IA-FORTH is a partner of the Total-Coverage Ultra-Fast Response to Binary Mergers Observatory (TURBO). 

The project, which commences in 2022, is led by Prof. Patrick Kelly (Univ. of Minnesota) and it will develop two state of the art robotic telescope facilities at Magdalena Ridge Observatory, New Mexico (USA) and at Skinakas Observatory (Greece) a common research infrastructure of the Univ. of Crete and FORTH. At each site, TURBO will consist of large-format CMOS detectors mounted on sixteen 0.25-meter diameter optical tube assemblies. Within two seconds of a trigger alert, TURBO will start to obtain continuous, multi-band imaging of over ~150 square degrees.

By searching more quickly than existing facilities, the telescopes will identify new, brightening sources on the sky and obtain early data. The project will also monitor nearby galaxies for very young supernovae. Students from the University of Minnesota and New Mexico and Univ. of Crete as well as the citizen scientists will participate.

Prime candidates to be followed will be mergers of black holes or neutron stars creates gravitational waves. Mergers that lead to explosions also emit light, which conveys information about the heavy elements they create.
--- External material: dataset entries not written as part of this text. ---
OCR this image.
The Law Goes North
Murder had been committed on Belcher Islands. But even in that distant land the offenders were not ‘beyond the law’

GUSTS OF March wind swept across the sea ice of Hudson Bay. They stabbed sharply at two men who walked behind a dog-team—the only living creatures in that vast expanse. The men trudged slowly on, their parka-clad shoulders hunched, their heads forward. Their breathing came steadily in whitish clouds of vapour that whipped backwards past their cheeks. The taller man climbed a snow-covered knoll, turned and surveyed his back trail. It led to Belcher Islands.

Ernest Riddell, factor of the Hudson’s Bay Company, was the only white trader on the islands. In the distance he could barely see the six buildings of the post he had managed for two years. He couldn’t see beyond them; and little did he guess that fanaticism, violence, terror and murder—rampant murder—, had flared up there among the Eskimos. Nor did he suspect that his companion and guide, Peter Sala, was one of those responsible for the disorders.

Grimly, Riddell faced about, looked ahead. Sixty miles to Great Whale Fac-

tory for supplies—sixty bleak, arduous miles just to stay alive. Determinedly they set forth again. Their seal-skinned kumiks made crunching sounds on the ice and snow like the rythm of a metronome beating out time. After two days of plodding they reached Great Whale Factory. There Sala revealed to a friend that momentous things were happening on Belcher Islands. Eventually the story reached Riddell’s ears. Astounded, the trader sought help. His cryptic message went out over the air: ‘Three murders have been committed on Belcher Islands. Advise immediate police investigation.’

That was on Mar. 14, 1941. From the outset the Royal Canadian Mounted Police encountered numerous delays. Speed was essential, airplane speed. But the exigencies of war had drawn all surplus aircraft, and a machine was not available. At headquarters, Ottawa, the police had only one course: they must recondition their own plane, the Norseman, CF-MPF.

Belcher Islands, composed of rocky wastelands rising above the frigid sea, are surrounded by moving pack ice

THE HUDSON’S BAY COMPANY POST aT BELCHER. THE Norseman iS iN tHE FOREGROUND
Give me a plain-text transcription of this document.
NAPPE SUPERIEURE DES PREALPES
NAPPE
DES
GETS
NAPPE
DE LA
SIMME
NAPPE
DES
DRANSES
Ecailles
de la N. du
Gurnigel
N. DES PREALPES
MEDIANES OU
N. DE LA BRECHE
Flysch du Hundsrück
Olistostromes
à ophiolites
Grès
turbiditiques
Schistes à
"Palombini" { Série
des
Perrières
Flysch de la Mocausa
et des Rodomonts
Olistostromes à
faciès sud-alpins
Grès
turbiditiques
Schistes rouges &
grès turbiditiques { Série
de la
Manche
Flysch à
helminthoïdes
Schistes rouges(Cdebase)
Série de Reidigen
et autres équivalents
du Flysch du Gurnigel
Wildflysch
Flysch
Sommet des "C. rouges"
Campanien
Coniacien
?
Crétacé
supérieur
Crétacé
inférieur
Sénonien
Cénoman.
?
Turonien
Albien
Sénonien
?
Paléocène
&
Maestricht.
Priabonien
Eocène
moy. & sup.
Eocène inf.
Since 2015, astronomers have recorded the gravitational waves from nearly 100 mergers. However, light from only a single merger has been clearly pinpointed. Counterparts to gravitational-wave detections of mergers will multiply the information available from the gravitational waves alone by revealing the mergers’ distances, environments, and nucleosynthetic products. Given its unique sensitivity to prompt emission, TURBO may detect novel types of counterparts, yielding potential insights, for example, into the poorly understood observed population of binary black-hole mergers. Observations of supernovae in nearby galaxies at the time of explosion (4-6 each year) can be expected to provide new understanding of their stellar progenitor populations and explosion mechanisms.